Eubanks jumped into the fast track nursing program at Southeastern Louisiana University and graduated in two years. Her next stop required her to hit the ground running.
“That’s just how my brain works. I go fast. I like fast-paced," she said.
The emergency room at Baton Rouge General is where Eubanks saves families and was nominated for nurse of the year. But even the great ones don’t get to the top alone. Her preceptor, Jim Ruckman, is always in the back of her mind.
“Always. What would Jim do?” Eubanks asked. “He was incredible. He taught me what I know.
During one of their frequent teaching moments, Eubanks recalls him saying, "I’m not going to let you drown, but I’m going to show you. I’ll be watching.”
Remember, Eubanks left teaching in the rear-view mirror for nursing, but the passion is still there. New grads now look to her. Her rule of thumb? Lead with dignity.
“Honor them, because no matter the age, when they’re elderly, you don’t know who and what they were when they were younger. Just because you see somebody the way they are today, is not their normal," she said.
You can call her a veteran now that’s she’s nine and a half years into her nursing career, but this novel coronavirus is like nothing she’s seen before.

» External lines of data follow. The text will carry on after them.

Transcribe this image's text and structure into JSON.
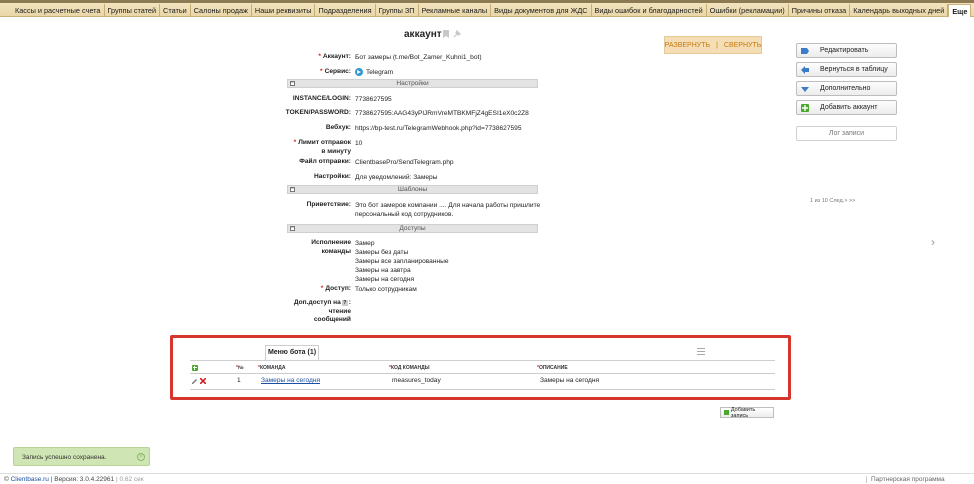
{
  "topnav": {
    "items": [
      "Кассы и расчетные счета",
      "Группы статей",
      "Статьи",
      "Салоны продаж",
      "Наши реквизиты",
      "Подразделения",
      "Группы ЗП",
      "Рекламные каналы",
      "Виды документов для ЖДС",
      "Виды ошибок и благодарностей",
      "Ошибки (рекламации)",
      "Причины отказа",
      "Календарь выходных дней",
      "Еще"
    ]
  },
  "card": {
    "title": "аккаунт",
    "expand_label": "РАЗВЕРНУТЬ",
    "separator": "|",
    "collapse_label": "СВЕРНУТЬ"
  },
  "fields": {
    "account": {
      "label": "Аккаунт:",
      "value": "Бот замеры (t.me/Bot_Zamer_Kuhni1_bot)"
    },
    "service": {
      "label": "Сервис:",
      "value": "Telegram"
    },
    "settings_section": "Настройки",
    "instance": {
      "label": "INSTANCE/LOGIN:",
      "value": "7738627595"
    },
    "token": {
      "label": "TOKEN/PASSWORD:",
      "value": "7738627595:AAG43yPlJRmVreMTBKMFjZ4gESI1eX0c2Z8"
    },
    "webhook": {
      "label": "Вебхук:",
      "value": "https://bp-test.ru/TelegramWebhook.php?id=7738627595"
    },
    "send_limit": {
      "label_line1": "Лимит отправок",
      "label_line2": "в минуту",
      "value": "10"
    },
    "send_file": {
      "label": "Файл отправки:",
      "value": "ClientbasePro/SendTelegram.php"
    },
    "settings": {
      "label": "Настройки:",
      "value": "Для уведомлений: Замеры"
    },
    "templates_section": "Шаблоны",
    "greeting": {
      "label": "Приветствие:",
      "line1": "Это бот замеров компании .... Для начала работы пришлите",
      "line2": "персональный код сотрудников."
    },
    "access_section": "Доступы",
    "executor_commands": {
      "label_line1": "Исполнение",
      "label_line2": "команды",
      "values": [
        "Замер",
        "Замеры без даты",
        "Замеры все запланированные",
        "Замеры на завтра",
        "Замеры на сегодня"
      ]
    },
    "access": {
      "label": "Доступ:",
      "value": "Только сотрудникам"
    },
    "extra_access": {
      "label_line1": "Доп.доступ на",
      "label_line2": "чтение",
      "label_line3": "сообщений"
    }
  },
  "sidebar": {
    "edit": "Редактировать",
    "back": "Вернуться в таблицу",
    "more": "Дополнительно",
    "add_account": "Добавить аккаунт",
    "log": "Лог записи",
    "pager": "1 из 10 След.> >>"
  },
  "subtable": {
    "tab_label": "Меню бота (1)",
    "headers": [
      "№",
      "КОМАНДА",
      "КОД КОМАНДЫ",
      "ОПИСАНИЕ"
    ],
    "rows": [
      {
        "num": "1",
        "command": "Замеры на сегодня",
        "code": "measures_today",
        "description": "Замеры на сегодня"
      }
    ],
    "add_record": "Добавить запись"
  },
  "toast": {
    "message": "Запись успешно сохранена."
  },
  "footer": {
    "brand": "Clientbase.ru",
    "version": "| Версия: 3.0.4.22961",
    "time": "| 0.62 сек",
    "partner": "Партнерская программа"
  },
  "colors": {
    "topbar": "#f4e7c4",
    "accent_link": "#c47a10",
    "highlight_box": "#d6362d",
    "toast_bg": "#cfe6b4"
  }
}
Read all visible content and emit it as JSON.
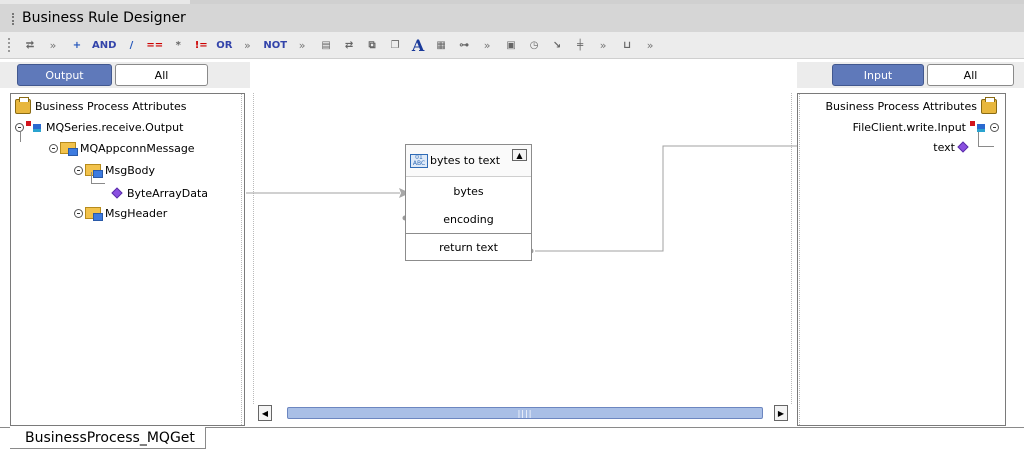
{
  "window": {
    "title": "Business Rule Designer"
  },
  "toolbar": {
    "items": [
      {
        "icon": "arrow-rule-icon",
        "label": "⮂"
      },
      {
        "icon": "more-icon",
        "label": "»"
      },
      {
        "icon": "add-icon",
        "label": "+"
      },
      {
        "icon": "and-icon",
        "label": "AND"
      },
      {
        "icon": "slash-icon",
        "label": "/"
      },
      {
        "icon": "equals-icon",
        "label": "=="
      },
      {
        "icon": "asterisk-icon",
        "label": "*"
      },
      {
        "icon": "not-equals-icon",
        "label": "!="
      },
      {
        "icon": "or-icon",
        "label": "OR"
      },
      {
        "icon": "more-icon",
        "label": "»"
      },
      {
        "icon": "not-icon",
        "label": "NOT"
      },
      {
        "icon": "more-icon",
        "label": "»"
      },
      {
        "icon": "convert-icon",
        "label": "▤"
      },
      {
        "icon": "link-icon",
        "label": "⇄"
      },
      {
        "icon": "copy-icon",
        "label": "⧉"
      },
      {
        "icon": "paste-icon",
        "label": "❐"
      },
      {
        "icon": "text-icon",
        "label": "A"
      },
      {
        "icon": "abc-icon",
        "label": "▦"
      },
      {
        "icon": "chain-icon",
        "label": "⊶"
      },
      {
        "icon": "more-icon",
        "label": "»"
      },
      {
        "icon": "table-icon",
        "label": "▣"
      },
      {
        "icon": "clock-icon",
        "label": "◷"
      },
      {
        "icon": "id-icon",
        "label": "↘"
      },
      {
        "icon": "split-icon",
        "label": "╪"
      },
      {
        "icon": "more-icon",
        "label": "»"
      },
      {
        "icon": "length-icon",
        "label": "⊔"
      },
      {
        "icon": "more-icon",
        "label": "»"
      }
    ]
  },
  "output_tabs": {
    "active": "Output",
    "inactive": "All"
  },
  "input_tabs": {
    "active": "Input",
    "inactive": "All"
  },
  "left_tree": {
    "root": "Business Process Attributes",
    "mq_output": "MQSeries.receive.Output",
    "mq_conn": "MQAppconnMessage",
    "msg_body": "MsgBody",
    "byte_array": "ByteArrayData",
    "msg_header": "MsgHeader"
  },
  "right_tree": {
    "root": "Business Process Attributes",
    "file_input": "FileClient.write.Input",
    "text": "text"
  },
  "method_box": {
    "title": "bytes to text",
    "params": [
      "bytes",
      "encoding"
    ],
    "result": "return text"
  },
  "scrollbar": {
    "thumb_grip": "||||"
  },
  "bottom_tab": {
    "label": "BusinessProcess_MQGet"
  },
  "colors": {
    "accent": "#5f79ba",
    "panel_border": "#7a7a7a",
    "connector": "#9e9e9e",
    "diamond": "#8a4fe0"
  }
}
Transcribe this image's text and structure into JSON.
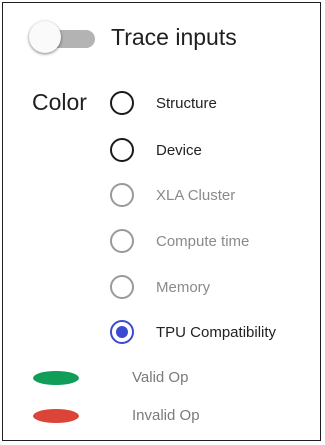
{
  "trace": {
    "label": "Trace inputs",
    "enabled": false
  },
  "color": {
    "label": "Color",
    "options": [
      {
        "label": "Structure",
        "selected": false,
        "enabled": true
      },
      {
        "label": "Device",
        "selected": false,
        "enabled": true
      },
      {
        "label": "XLA Cluster",
        "selected": false,
        "enabled": false
      },
      {
        "label": "Compute time",
        "selected": false,
        "enabled": false
      },
      {
        "label": "Memory",
        "selected": false,
        "enabled": false
      },
      {
        "label": "TPU Compatibility",
        "selected": true,
        "enabled": true
      }
    ]
  },
  "legend": {
    "items": [
      {
        "label": "Valid Op",
        "color": "#0f9d58"
      },
      {
        "label": "Invalid Op",
        "color": "#db4437"
      }
    ]
  },
  "colors": {
    "accent": "#3a4ad1",
    "toggle_track": "#b3b3b3"
  }
}
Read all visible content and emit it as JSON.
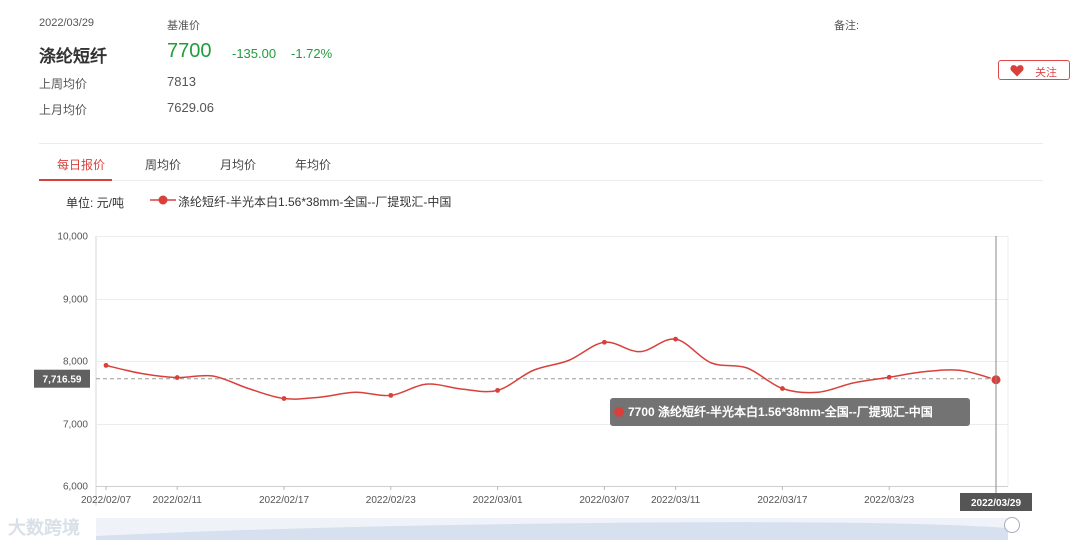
{
  "header": {
    "date": "2022/03/29",
    "base_price_label": "基准价",
    "note_label": "备注:",
    "product_name": "涤纶短纤",
    "price": "7700",
    "change": "-135.00",
    "change_pct": "-1.72%",
    "last_week_label": "上周均价",
    "last_week_value": "7813",
    "last_month_label": "上月均价",
    "last_month_value": "7629.06",
    "follow_label": "关注"
  },
  "tabs": [
    "每日报价",
    "周均价",
    "月均价",
    "年均价"
  ],
  "active_tab": 0,
  "legend": {
    "unit": "单位: 元/吨",
    "series_name": "涤纶短纤-半光本白1.56*38mm-全国--厂提现汇-中国"
  },
  "tooltip": {
    "text": "7700 涤纶短纤-半光本白1.56*38mm-全国--厂提现汇-中国"
  },
  "watermark": "大数跨境",
  "colors": {
    "line": "#d9403b",
    "up_down": "#1f9e3b",
    "accent": "#d9403b"
  },
  "chart_data": {
    "type": "line",
    "x_ticks": [
      "2022/02/07",
      "2022/02/11",
      "2022/02/17",
      "2022/02/23",
      "2022/03/01",
      "2022/03/07",
      "2022/03/11",
      "2022/03/17",
      "2022/03/23",
      "2022/03/29"
    ],
    "x": [
      "2022/02/07",
      "2022/02/09",
      "2022/02/11",
      "2022/02/13",
      "2022/02/15",
      "2022/02/17",
      "2022/02/19",
      "2022/02/21",
      "2022/02/23",
      "2022/02/25",
      "2022/02/27",
      "2022/03/01",
      "2022/03/03",
      "2022/03/05",
      "2022/03/07",
      "2022/03/09",
      "2022/03/11",
      "2022/03/13",
      "2022/03/15",
      "2022/03/17",
      "2022/03/19",
      "2022/03/21",
      "2022/03/23",
      "2022/03/25",
      "2022/03/27",
      "2022/03/29"
    ],
    "series": [
      {
        "name": "涤纶短纤-半光本白1.56*38mm-全国--厂提现汇-中国",
        "values": [
          7930,
          7800,
          7735,
          7760,
          7560,
          7400,
          7420,
          7500,
          7450,
          7630,
          7550,
          7530,
          7850,
          8010,
          8300,
          8150,
          8350,
          7970,
          7890,
          7560,
          7500,
          7650,
          7740,
          7830,
          7850,
          7700
        ]
      }
    ],
    "markers_at": [
      "2022/02/07",
      "2022/02/11",
      "2022/02/17",
      "2022/02/23",
      "2022/03/01",
      "2022/03/07",
      "2022/03/11",
      "2022/03/17",
      "2022/03/23",
      "2022/03/29"
    ],
    "y_ticks": [
      6000,
      7000,
      8000,
      9000,
      10000
    ],
    "ylim": [
      6000,
      10000
    ],
    "average_line": 7716.59,
    "average_label": "7,716.59",
    "highlight_x": "2022/03/29",
    "grid": true
  }
}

“l think for us, yes, you’re nervous about it, but at the same token when things get bad, that’s when we go in," said Eubanks.
This mom of three, all of which are under the age of five, faced this head-on as the first line of defense in the hospital.
Her biggest worry is being a possible carrier and bringing it home to her babies though.
“You have to run past them while they’re screaming for you to get to the showers that they don’t touch you,” Eubanks said. “That’s probably been to me one of the harder things on this end of it. I do it for other people so I can sacrifice that.”
One day during the hustle, the nurse started to feel different.
“I said, ‘Oh, I don’t feel good,’ but maybe I’m just getting a cold or maybe it’s because I’m pregnant I don’t know," she said.
Eubanks says even her boss noticed something just wasn’t right. The very next day, Eubanks tested positive for COVID-19.
“And it was very scary, if you will, because you don’t know. It’s an unknown,” she said.
Eubanks says she’s never had to miss work due to an illness. Her body was attacked by the same symptoms we’ve all heard about. She immediately thought about her patients.
“I see people every day who are dying from it and they’re alone. I got to come home, so I feel so guilty for having the diagnosis because I wasn’t as sick as other people,” Eubanks said.
Considered a team player, among her coworkers, she found a silver lining.
“I want to do the antibody testing to see if I can donate plasma,” she said. “I said that’s a positive that’s going to come out of this.”
Her first day back on the fast track was Monday, May 4. The virus didn’t scare this expecting mom away. She says the same goes for any other front liner.
“I never considered not going back into it. Do it all over again,” she said. “That’s how we all are. We do it because that’s what we do. We don’t need any praise. I don’t.”
We don’t have to call it praise if she doesn’t want to, but nurses like Eubanks deserve it.
“It’s intuition. You just go in with the mindset of what we are going to do today and what comes comes. To be able to respond to these people when they’re the most critical is... I love it," she said.
Eubanks says she would like to think we could celebrate each other every day, so starting today, say thank you to a nurse. And going forward, do it every chance you get.